神经调控治疗药物难治性癫痫：从开环到闭环刺激

doi:10.3969/j.issn.1672-6731.2026.01.007

摘要/Abstract

摘要： 电刺激疗法作为癫痫的神经调控方式近年发展迅速。尽管开环刺激（如迷走神经刺激术和丘脑前核脑深部电刺激术）治疗药物难治性癫痫取得一定效果，但其固定参数、持续刺激的模式存在时机与剂量不匹配、个体适应性差等局限。闭环刺激（如反应性神经电刺激）通过实时监测脑电信号，并在发作前或发作时进行响应性刺激，显著提高治疗精准性和效果，并借助长期数据推动参数优化和脑网络重塑。本文阐述药物难治性癫痫神经调控治疗从开环刺激到闭环刺激的发展历程、机制与进展，探讨未来更具预测性、自适应和网络化的癫痫调控前景，为实现癫痫治疗的个体化和精准化提供理论基础。

关键词: 耐药性癫痫, 电刺激疗法, 丘脑髓板内核, 前丘脑核, 丘脑枕, 综述

Abstract: Over the recent years, electrical stimulation therapy has rapidly evolved as a commonly used neuromodulation therapy for epilepsy. Although open-loop stimulation [such as vagus nerve stimulation (VNS) and anterior nucleus of the thalamus deep brain stimulation (ANT-DBS)] has achieved certain success in treating drug-resistant epilepsy, its fixed-parameters, continuous stimulation paradigm suffers from limitations such as a mismatch between timing and dosage, poor individual adaptability, and more. In contrast, closed-loop stimulation [exemplified by responsive neurostimulator system (RNS)] significantly enhances treatment precision and energy efficiency by monitoring brain activity in real time and delivering responsive stimulation before or during seizures. It also leverages long-term data to optimize stimulation parameters and promote brain network remodeling.

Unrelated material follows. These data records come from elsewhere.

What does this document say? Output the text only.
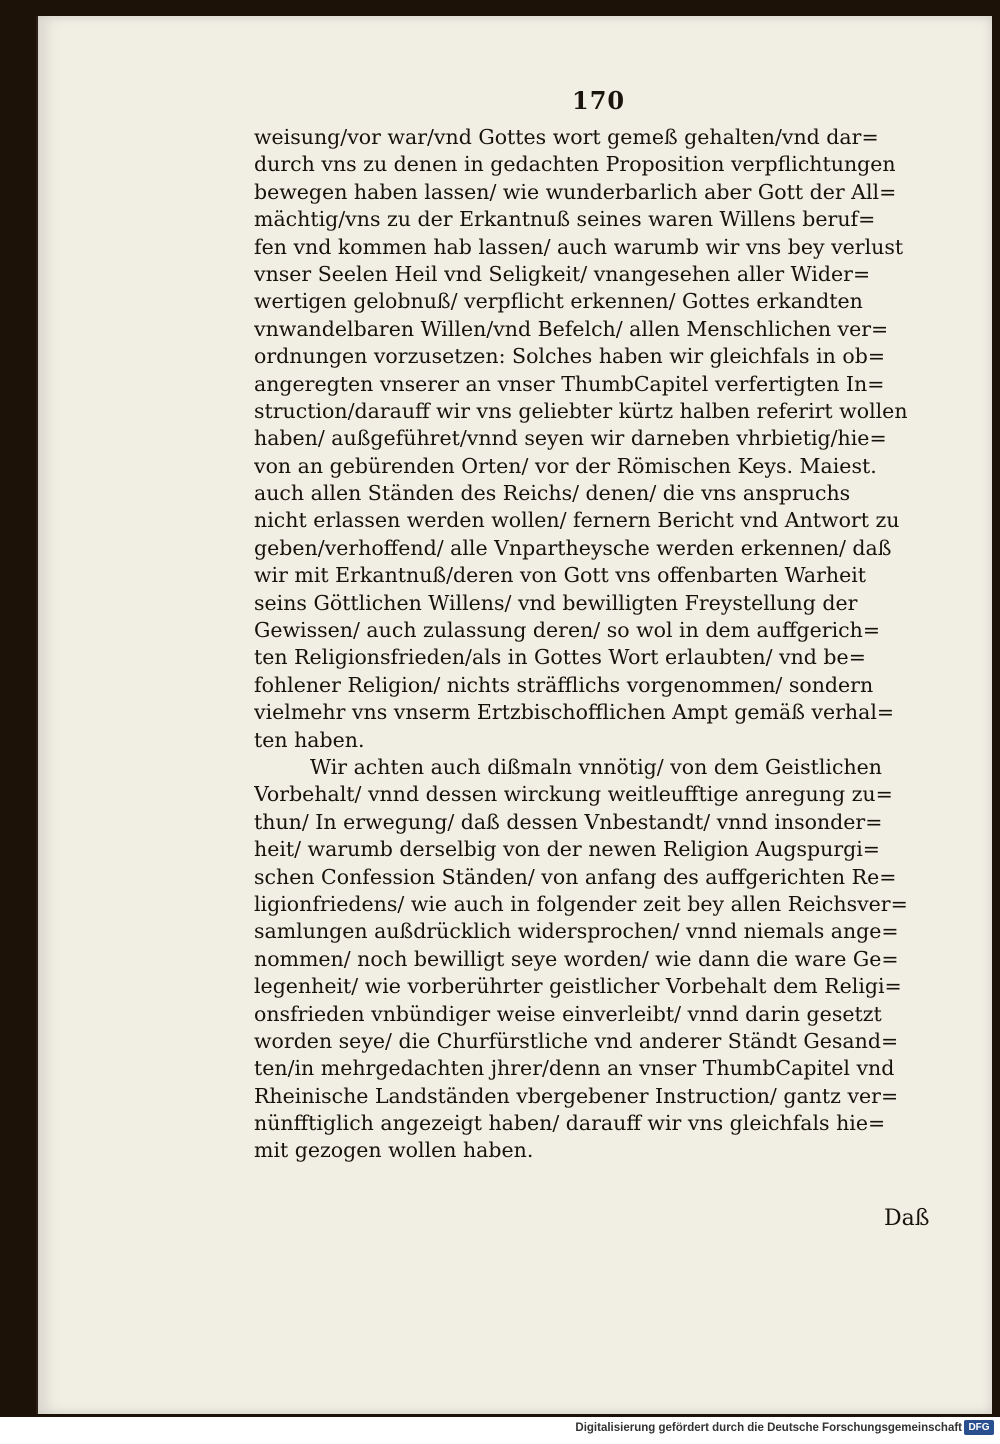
170
weisung/vor war/vnd Gottes wort gemeß gehalten/vnd dar=
durch vns zu denen in gedachten Proposition verpflichtungen
bewegen haben lassen/ wie wunderbarlich aber Gott der All=
mächtig/vns zu der Erkantnuß seines waren Willens beruf=
fen vnd kommen hab lassen/ auch warumb wir vns bey verlust
vnser Seelen Heil vnd Seligkeit/ vnangesehen aller Wider=
wertigen gelobnuß/ verpflicht erkennen/ Gottes erkandten
vnwandelbaren Willen/vnd Befelch/ allen Menschlichen ver=
ordnungen vorzusetzen: Solches haben wir gleichfals in ob=
angeregten vnserer an vnser ThumbCapitel verfertigten In=
struction/darauff wir vns geliebter kürtz halben referirt wollen
haben/ außgeführet/vnnd seyen wir darneben vhrbietig/hie=
von an gebürenden Orten/ vor der Römischen Keys. Maiest.
auch allen Ständen des Reichs/ denen/ die vns anspruchs
nicht erlassen werden wollen/ fernern Bericht vnd Antwort zu
geben/verhoffend/ alle Vnpartheysche werden erkennen/ daß
wir mit Erkantnuß/deren von Gott vns offenbarten Warheit
seins Göttlichen Willens/ vnd bewilligten Freystellung der
Gewissen/ auch zulassung deren/ so wol in dem auffgerich=
ten Religionsfrieden/als in Gottes Wort erlaubten/ vnd be=
fohlener Religion/ nichts sträfflichs vorgenommen/ sondern
vielmehr vns vnserm Ertzbischofflichen Ampt gemäß verhal=
ten haben.
Wir achten auch dißmaln vnnötig/ von dem Geistlichen
Vorbehalt/ vnnd dessen wirckung weitleufftige anregung zu=
thun/ In erwegung/ daß dessen Vnbestandt/ vnnd insonder=
heit/ warumb derselbig von der newen Religion Augspurgi=
schen Confession Ständen/ von anfang des auffgerichten Re=
ligionfriedens/ wie auch in folgender zeit bey allen Reichsver=
samlungen außdrücklich widersprochen/ vnnd niemals ange=
nommen/ noch bewilligt seye worden/ wie dann die ware Ge=
legenheit/ wie vorberührter geistlicher Vorbehalt dem Religi=
onsfrieden vnbündiger weise einverleibt/ vnnd darin gesetzt
worden seye/ die Churfürstliche vnd anderer Ständt Gesand=
ten/in mehrgedachten jhrer/denn an vnser ThumbCapitel vnd
Rheinische Landständen vbergebener Instruction/ gantz ver=
nünfftiglich angezeigt haben/ darauff wir vns gleichfals hie=
mit gezogen wollen haben.
Daß
Digitalisierung gefördert durch die Deutsche Forschungsgemeinschaft DFG
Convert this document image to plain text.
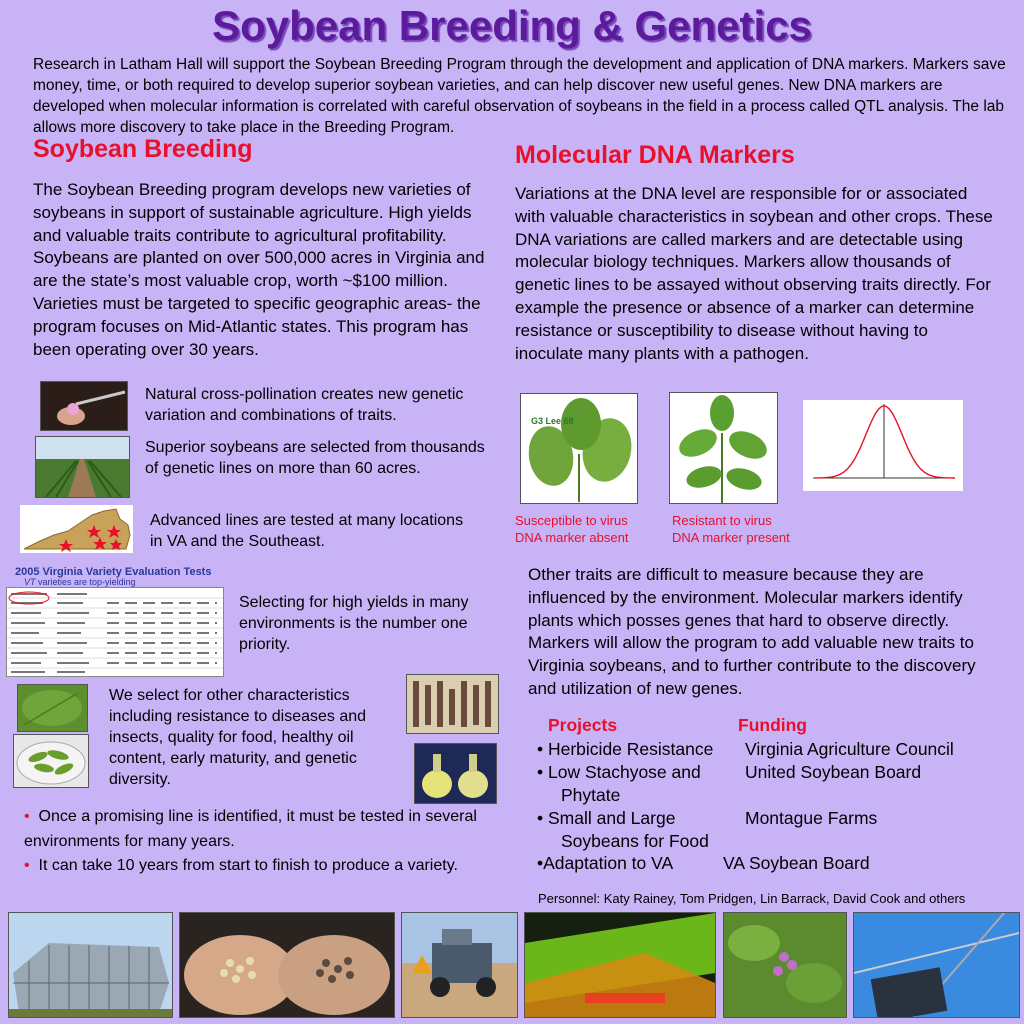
Soybean Breeding & Genetics
Research in Latham Hall will support the Soybean Breeding Program through the development and application of DNA markers. Markers save money, time, or both required to develop superior soybean varieties, and can help discover new useful genes. New DNA markers are developed when molecular information is correlated with careful observation of soybeans in the field in a process called QTL analysis. The lab allows more discovery to take place in the Breeding Program.
Soybean Breeding
The Soybean Breeding program develops new varieties of soybeans in support of sustainable agriculture. High yields and valuable traits contribute to agricultural profitability. Soybeans are planted on over 500,000 acres in Virginia and are the state’s most valuable crop, worth ~$100 million. Varieties must be targeted to specific geographic areas- the program focuses on Mid-Atlantic states. This program has been operating over 30 years.
Natural cross-pollination creates new genetic variation and combinations of traits.
Superior soybeans are selected from thousands of genetic lines on more than 60 acres.
Advanced lines are tested at many locations in VA and the Southeast.
2005 Virginia Variety Evaluation Tests
VT varieties are top-yielding
Selecting for high yields in many environments is the number one priority.
We select for other characteristics including resistance to diseases and insects, quality for food, healthy oil content, early maturity, and genetic diversity.
• Once a promising line is identified, it must be tested in several environments for many years.
• It can take 10 years from start to finish to produce a variety.
Molecular DNA Markers
Variations at the DNA level are responsible for or associated with valuable characteristics in soybean and other crops. These DNA variations are called markers and are detectable using molecular biology techniques. Markers allow thousands of genetic lines to be assayed without observing traits directly. For example the presence or absence of a marker can determine resistance or susceptibility to disease without having to inoculate many plants with a pathogen.
G3 Lee 68
Susceptible to virus
DNA marker absent
Resistant to virus
DNA marker present
Other traits are difficult to measure because they are influenced by the environment. Molecular markers identify plants which posses genes that hard to observe directly. Markers will allow the program to add valuable new traits to Virginia soybeans, and to further contribute to the discovery and utilization of new genes.
Projects	Funding
• Herbicide Resistance Virginia Agriculture Council
• Low Stachyose and
Phytate
United Soybean Board
• Small and Large
Soybeans for Food
Montague Farms
•Adaptation to VA	VA Soybean Board
Personnel: Katy Rainey, Tom Pridgen, Lin Barrack, David Cook and others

This review outlines the development, mechanisms, and recent advances in drug-resistant epilepsy neuromodulation from open-loop stimulation to closed-loop stimulation, and discusses future prospects for more predictive, adaptive, and network- oriented approaches, providing a theoretical foundation for personalized and precise epilepsy treatment.

Key words: Drug resistant epilepsy, Electric stimulation therapy, Intralaminar thalamic nuclei, Anterior thalamic nuclei, Pulvinar, Review

中图分类号:

R741
R651

平安, 朱君明. 神经调控治疗药物难治性癫痫：从开环到闭环刺激[J]. 中国现代神经疾病杂志, 2026, 26(1): 50-56.

PING An, ZHU Jun-ming. Advances in neuromodulation for drug-resistant epilepsy: transitioning from open-loop stimulation to closed-loop stimulation[J]. Chinese Journal of Contemporary Neurology and Neurosurgery, 2026, 26(1): 50-56.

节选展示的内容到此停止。